İnsanlar kiralarını ödeyemiyor
Foggo, aslında pandemi sonrası bir düzelme beklediklerini ifade ederek “Ama şu anda ekonomik kriz, gıda fiyatlarının artması ve elektriğe özellikle zam gelmesiyle beraber birçok aile bu faturayı ödemeyecek durumda, faturayı ödeyemedikleri için elektrikleri kesilenler de var. Kira artışları asgarî ücretle çalışanları da açlık sınırına getirdi. Bu yüzden aslında tüm aileler temel ihtiyaçlara kitlenmiş durumdalar. Sosyal hayat tamamen bitmiş durumda. Hepimiz aslında yoksullaştık, herkes aslında bir basamak aşağıya indi. İnsanlar kirayı da ödeyemedikleri için şu an sık sık ev de değiştiriyor. Ama bu sadece güvencesiz olanlar için değil, işçiler için de beyaz yakalılar içinde de bu sorun devam ediyor” dedi.
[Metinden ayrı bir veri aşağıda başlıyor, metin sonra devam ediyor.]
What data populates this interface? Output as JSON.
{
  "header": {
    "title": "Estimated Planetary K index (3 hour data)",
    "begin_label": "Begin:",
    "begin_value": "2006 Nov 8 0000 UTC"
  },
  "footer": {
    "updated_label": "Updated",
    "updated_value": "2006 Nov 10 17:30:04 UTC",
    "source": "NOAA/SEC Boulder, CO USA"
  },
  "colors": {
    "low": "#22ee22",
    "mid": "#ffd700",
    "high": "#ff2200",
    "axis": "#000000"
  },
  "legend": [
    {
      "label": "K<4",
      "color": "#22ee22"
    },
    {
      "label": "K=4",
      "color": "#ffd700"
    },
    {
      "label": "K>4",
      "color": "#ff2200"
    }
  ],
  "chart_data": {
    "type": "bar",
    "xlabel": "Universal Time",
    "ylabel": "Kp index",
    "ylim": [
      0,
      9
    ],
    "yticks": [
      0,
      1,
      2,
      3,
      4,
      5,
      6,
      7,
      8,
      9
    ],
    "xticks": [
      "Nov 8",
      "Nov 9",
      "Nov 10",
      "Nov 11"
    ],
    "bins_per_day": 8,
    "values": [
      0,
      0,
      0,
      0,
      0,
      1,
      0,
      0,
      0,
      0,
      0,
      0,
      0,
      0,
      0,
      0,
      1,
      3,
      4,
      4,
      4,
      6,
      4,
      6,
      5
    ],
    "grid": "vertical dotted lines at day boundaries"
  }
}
Yetersiz beslenme hastalıkları arttırıyor
Derin yoksulluk yaşayan ailelerin yetersiz beslendiğini ve bu durumun pek çok hastalığa de sebep olduğunu vurgulayan Foggo, şöyle konuştu: “Türkiye Nüfus Sağlık Araştırması’nın 2013 verisine göre, ülkede 5 yaş altı her 10 çocuktan 1’i bodur. 3’te 1’inden fazlası ciddî bodur olarak görünüyor. Yetersiz beslenme sonucu 24-59 aylık çocukların yüzde 12’si bodur. Aynı araştırmanın 2018 sonuçlarında ise 5 yaş altı çocuklarda bodurluk oranı yüzde 6. Aslında yoksulluğu tartışırken, yetersiz beslenmeden kaynaklı çocuklardaki gelişim bozukluğu göz önüne almak gerekir. Zira, Amerikan Pediatri Araştırması’nın sonuçlarına göre de yetersiz beslenme ön beyinin gelişmemesine bağlı olarak öğrenme güçlüğüne de neden oluyor. Bizim de ziyaret ettiğimiz hemen hemen her evde kronik hastalıklar var.”